Function and structure of lipid storage droplet protein 1 studied in lipoprotein complexes

Abstract

Triglycerides (TG) stored in lipid droplets (LDs) are the main energy reserve in all animals. The mechanism by which animals mobilize TG is complex and not fully understood. Several proteins surrounding the LDs have been implicated in TG homeostasis such as mammalian perilipin A and insect lipid storage proteins (Lsd). Most of the knowledge on LD-associated proteins comes from studies using cells or LDs leaving biochemical properties of these proteins uncharacterized. Here we describe the purification of recombinant Lsd1 and its reconstitution with lipids to form lipoprotein complexes suitable for functional and structural studies. Lsd1 in the lipid bound state is a predominately alpha-helical protein. Using lipoprotein complexes containing triolein it is shown that PKA mediated phosphorylation of Lsd1 promoted a 1.7-fold activation of the main fat body lipase demonstrating the direct link between Lsd1 phosphorylation and activation of lipolysis. Serine 20 was identified as the Lsd1-phosphorylation site triggering this effect.

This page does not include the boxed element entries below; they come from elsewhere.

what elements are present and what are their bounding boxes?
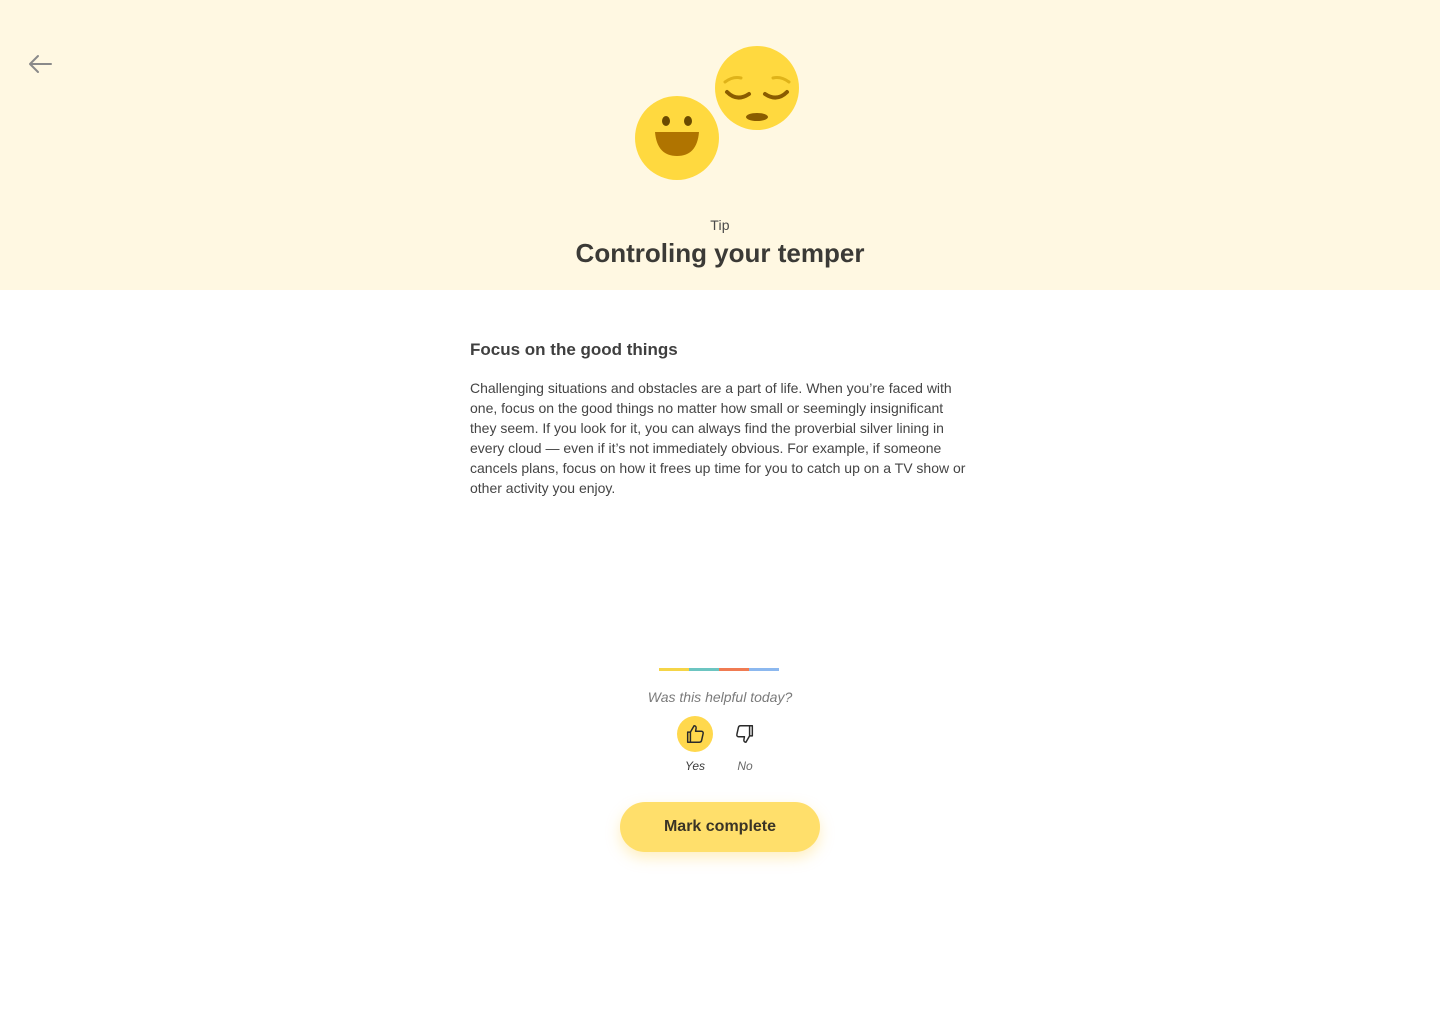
feedback-no-label: No: [737, 759, 753, 773]
page-title: Controling your temper: [575, 238, 865, 268]
content-type-label: Tip: [710, 217, 730, 233]
thumbs-down-icon[interactable]: [727, 716, 763, 752]
feedback-no-button[interactable]: No: [725, 716, 765, 773]
divider-segment-orange: [719, 668, 749, 671]
feedback-question: Was this helpful today?: [647, 689, 793, 705]
tip-body-text: Challenging situations and obstacles are…: [470, 380, 966, 496]
feedback-yes-label: Yes: [684, 759, 705, 773]
divider-segment-blue: [749, 668, 779, 671]
pensive-face-icon: [715, 46, 799, 130]
divider-segment-yellow: [659, 668, 689, 671]
mark-complete-button[interactable]: Mark complete: [620, 802, 820, 852]
tip-content: Focus on the good things Challenging sit…: [470, 340, 970, 498]
back-button[interactable]: [24, 48, 56, 80]
arrow-left-icon: [29, 55, 52, 73]
feedback-yes-button[interactable]: Yes: [675, 716, 715, 773]
divider-segment-teal: [689, 668, 719, 671]
color-divider: [659, 668, 779, 671]
thumbs-up-icon[interactable]: [677, 716, 713, 752]
section-heading: Focus on the good things: [470, 340, 678, 359]
smiling-face-icon: [635, 96, 719, 180]
hero-banner: Tip Controling your temper: [0, 0, 1440, 290]
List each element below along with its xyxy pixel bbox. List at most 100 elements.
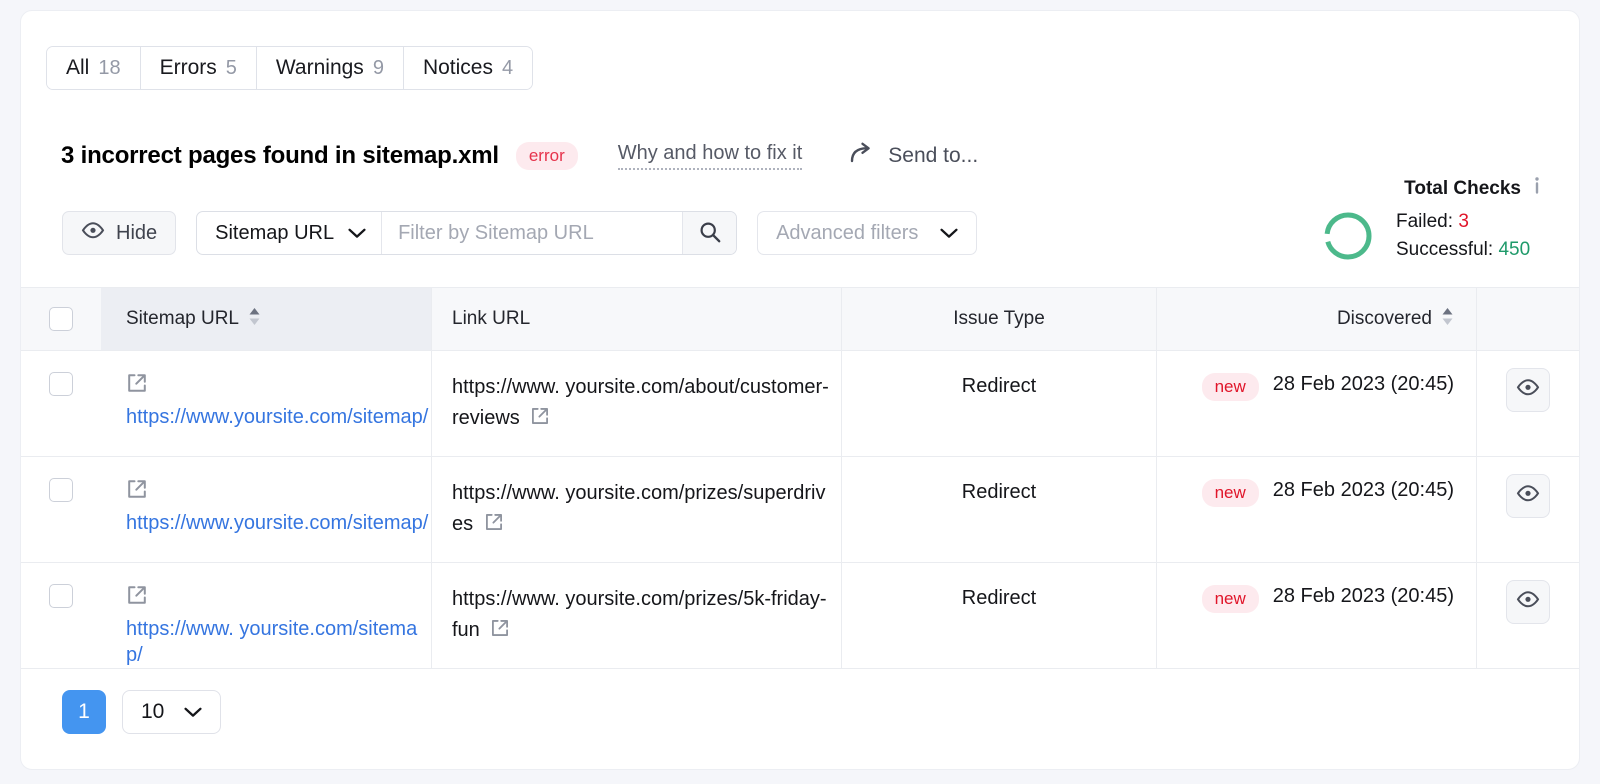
tab-warnings-label: Warnings (275, 56, 364, 79)
discovered-date: 28 Feb 2023 (20:45) (1272, 373, 1454, 395)
successful-label: Successful: (1396, 238, 1494, 260)
cell-actions (1476, 563, 1579, 668)
external-link-icon[interactable] (484, 511, 504, 542)
column-header-link-url[interactable]: Link URL (431, 288, 841, 350)
issue-detail-card: All 18 Errors 5 Warnings 9 Notices 4 3 i… (20, 10, 1580, 770)
view-issue-button[interactable] (1506, 474, 1550, 518)
tab-errors[interactable]: Errors 5 (140, 47, 257, 89)
checks-stats: Failed: 3 Successful: 450 (1396, 208, 1541, 263)
external-link-icon (126, 478, 431, 507)
issue-type-text: Redirect (961, 375, 1037, 397)
table-row[interactable]: https://www. yoursite.com/sitemap/ https… (21, 563, 1579, 669)
column-header-issue-type-label: Issue Type (953, 308, 1045, 329)
issues-table: Sitemap URL Link URL Issue Type Discover… (21, 287, 1579, 669)
hide-label: Hide (116, 221, 158, 244)
column-header-discovered[interactable]: Discovered (1156, 288, 1476, 350)
sort-icon (1441, 307, 1454, 332)
column-header-issue-type[interactable]: Issue Type (841, 288, 1156, 350)
cell-discovered: new 28 Feb 2023 (20:45) (1156, 457, 1476, 562)
tab-all-label: All (66, 56, 90, 79)
column-header-sitemap-url[interactable]: Sitemap URL (101, 288, 431, 350)
issue-type-text: Redirect (961, 587, 1037, 609)
info-icon[interactable] (1533, 176, 1541, 202)
page-button-1[interactable]: 1 (62, 690, 106, 734)
select-all-checkbox[interactable] (49, 307, 73, 331)
successful-stat: Successful: 450 (1396, 236, 1541, 264)
cell-actions (1476, 351, 1579, 456)
page-root: All 18 Errors 5 Warnings 9 Notices 4 3 i… (0, 0, 1600, 784)
failed-value: 3 (1458, 211, 1469, 232)
eye-icon (81, 221, 105, 245)
table-header-row: Sitemap URL Link URL Issue Type Discover… (21, 287, 1579, 351)
search-group: Sitemap URL (196, 211, 738, 255)
total-checks-widget: Total Checks Failed: 3 Successful: 450 (1311, 176, 1541, 263)
cell-link-url: https://www. yoursite.com/prizes/superdr… (431, 457, 841, 562)
external-link-icon[interactable] (490, 617, 510, 648)
row-checkbox[interactable] (49, 584, 73, 608)
row-checkbox[interactable] (49, 478, 73, 502)
view-issue-button[interactable] (1506, 368, 1550, 412)
external-link-icon[interactable] (530, 405, 550, 436)
hide-button[interactable]: Hide (62, 211, 177, 255)
cell-issue-type: Redirect (841, 457, 1156, 562)
column-header-sitemap-url-label: Sitemap URL (126, 308, 239, 329)
cell-discovered: new 28 Feb 2023 (20:45) (1156, 563, 1476, 668)
cell-discovered: new 28 Feb 2023 (20:45) (1156, 351, 1476, 456)
tab-all-count: 18 (98, 56, 121, 79)
status-badge: error (515, 142, 578, 170)
cell-link-url: https://www. yoursite.com/prizes/5k-frid… (431, 563, 841, 668)
total-checks-header: Total Checks (1311, 176, 1541, 202)
filter-toolbar: Hide Sitemap URL Filter by Sitemap URL A… (62, 211, 978, 255)
column-header-discovered-label: Discovered (1336, 308, 1432, 329)
cell-issue-type: Redirect (841, 351, 1156, 456)
eye-icon (1516, 590, 1540, 614)
sitemap-url-link[interactable]: https://www.yoursite.com/sitemap/ (126, 512, 428, 534)
external-link-icon (126, 584, 431, 613)
chevron-down-icon (184, 700, 202, 724)
tab-notices-count: 4 (501, 56, 514, 79)
table-row[interactable]: https://www.yoursite.com/sitemap/ https:… (21, 351, 1579, 457)
eye-icon (1516, 484, 1540, 508)
tab-warnings-count: 9 (372, 56, 384, 79)
issue-type-text: Redirect (961, 481, 1037, 503)
column-select[interactable]: Sitemap URL (197, 212, 383, 254)
failed-label: Failed: (1396, 211, 1454, 232)
cell-issue-type: Redirect (841, 563, 1156, 668)
pagination: 1 10 (62, 690, 222, 734)
send-to-label: Send to... (888, 144, 979, 167)
failed-stat: Failed: 3 (1396, 208, 1541, 236)
cell-link-url: https://www. yoursite.com/about/customer… (431, 351, 841, 456)
discovered-date: 28 Feb 2023 (20:45) (1272, 479, 1454, 501)
total-checks-title: Total Checks (1404, 178, 1521, 199)
advanced-filters-label: Advanced filters (776, 221, 919, 244)
search-input[interactable] (382, 212, 683, 254)
row-select-cell (21, 563, 101, 668)
sitemap-url-link[interactable]: https://www. yoursite.com/sitemap/ (126, 618, 417, 666)
tab-warnings[interactable]: Warnings 9 (256, 47, 404, 89)
per-page-select[interactable]: 10 (122, 690, 222, 734)
advanced-filters-dropdown[interactable]: Advanced filters (757, 211, 978, 255)
link-url-text: https://www. yoursite.com/about/customer… (452, 376, 829, 429)
table-row[interactable]: https://www.yoursite.com/sitemap/ https:… (21, 457, 1579, 563)
tab-notices-label: Notices (422, 56, 493, 79)
column-header-link-url-label: Link URL (452, 308, 531, 329)
sitemap-url-link[interactable]: https://www.yoursite.com/sitemap/ (126, 406, 428, 428)
new-badge: new (1201, 373, 1259, 401)
tab-notices[interactable]: Notices 4 (403, 47, 533, 89)
send-to-button[interactable]: Send to... (850, 142, 978, 170)
row-checkbox[interactable] (49, 372, 73, 396)
issue-filter-tabs: All 18 Errors 5 Warnings 9 Notices 4 (46, 46, 534, 90)
view-issue-button[interactable] (1506, 580, 1550, 624)
why-how-to-fix-link[interactable]: Why and how to fix it (617, 142, 803, 170)
row-select-cell (21, 457, 101, 562)
cell-sitemap-url: https://www. yoursite.com/sitemap/ (101, 563, 431, 668)
tab-errors-label: Errors (159, 56, 217, 79)
search-button[interactable] (682, 212, 737, 254)
total-checks-body: Failed: 3 Successful: 450 (1311, 208, 1541, 263)
checks-donut-chart (1322, 210, 1374, 262)
per-page-value: 10 (141, 700, 165, 723)
external-link-icon (126, 372, 431, 401)
tab-all[interactable]: All 18 (47, 47, 141, 89)
cell-actions (1476, 457, 1579, 562)
share-arrow-icon (850, 142, 876, 170)
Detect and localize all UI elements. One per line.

Figure 1. Characterization of Trx-Lsd1

A) SDS-PAGE: lane 1, bacterial lysate; lane2, bacteria lysate after IPTG; lane 3, purified Trx-Lsd1. B) Far-UV CD spectrum of Trx-Lsd1 in 2M urea buffer (□), and Trx-Lsd1/DMPG in phosphate buffer (●). C) Flotation density of Trx-Lsd1/DMPG in a KBr density gradient.

Figure 2. Proteolytic Cleavage of Trx-Lsd1 in DMPG Complexes

A) SDS-PAGE: Samples of Trx-Lsd1 uncut (lane 1), and after thrombin cleavage (lane 2) were separated by electrophoresis. B-C) Western blot analysis of the samples shown in panel A using anti S-tag (B) and anti His (C) antibodies.

Figure 3. Secondary structure of rLsd1

A) Nondenaturing gel electrophoresis of rLsd1/DMPG complexes: Markers (Stoke diameters in nm) (lane 1); Lsd1/DMPG complexes (lane 2). B) CD spectrum of rLsd1 bound to DMPG.

Figure 4. Predicted α-helical regions of Lsd1

Helical regions of Lsd1 (431aa) are indicated with rectangles. The PAT domain is located between residues 17–170. The locations of the 11 predicted helices are: 44–63, 170–178, 211–219, 221–228, 236–247, 249–261, 265–275, 290–300, 301–318, 357–371, and 380–389. Helical wheel diagrams of the four helices having a high lipid binding affinity are shown (charged residues are in blue, hydrophobic residues in green and uncharged polar residues in black).

Figure 5. Effect of Lsd1 phosphorylation on TGL activity

A) Lsd1 bound to DMPG was phosphorylated by PKA and [γ-³²P]-ATP followed by SDS-PAGE (1) and autoradiography (2). B) TGL activity was assayed against rLsd1/DMPG/[³H]-triolein containing unphosphorylated (Lsd1) or phosphorylated ([P]-Lsd1) protein. Data represent the mean ± SEM (n=10). Statistical comparisons were made by Student's t test. Two tail P value was significant (*P=0.012).

Figure 6. Alignment of the N-terminal regions of Lsd1

The alignment of the eight available Lsd1 sequences was performed using the T-Coffee program available at www.ebi.ac.uk/t-coffee. The accession numbers for the sequences are displayed in the figure. Dme, Drosophila melanogaster; Dpseudo, Drosophila pseudoobscura; Nvitri, Nasonia vitripennis; Aga, Anopheles gambiae; Bm, Bombyx mori; Tcas, Tribolium castaneum; Ame, Apis mellifera; Aaegy, Aedes aegypti. The arrow indicates Ser20. In Lsd1 from Tribolium castaneum Ser 20 is replaced by a threonine residue.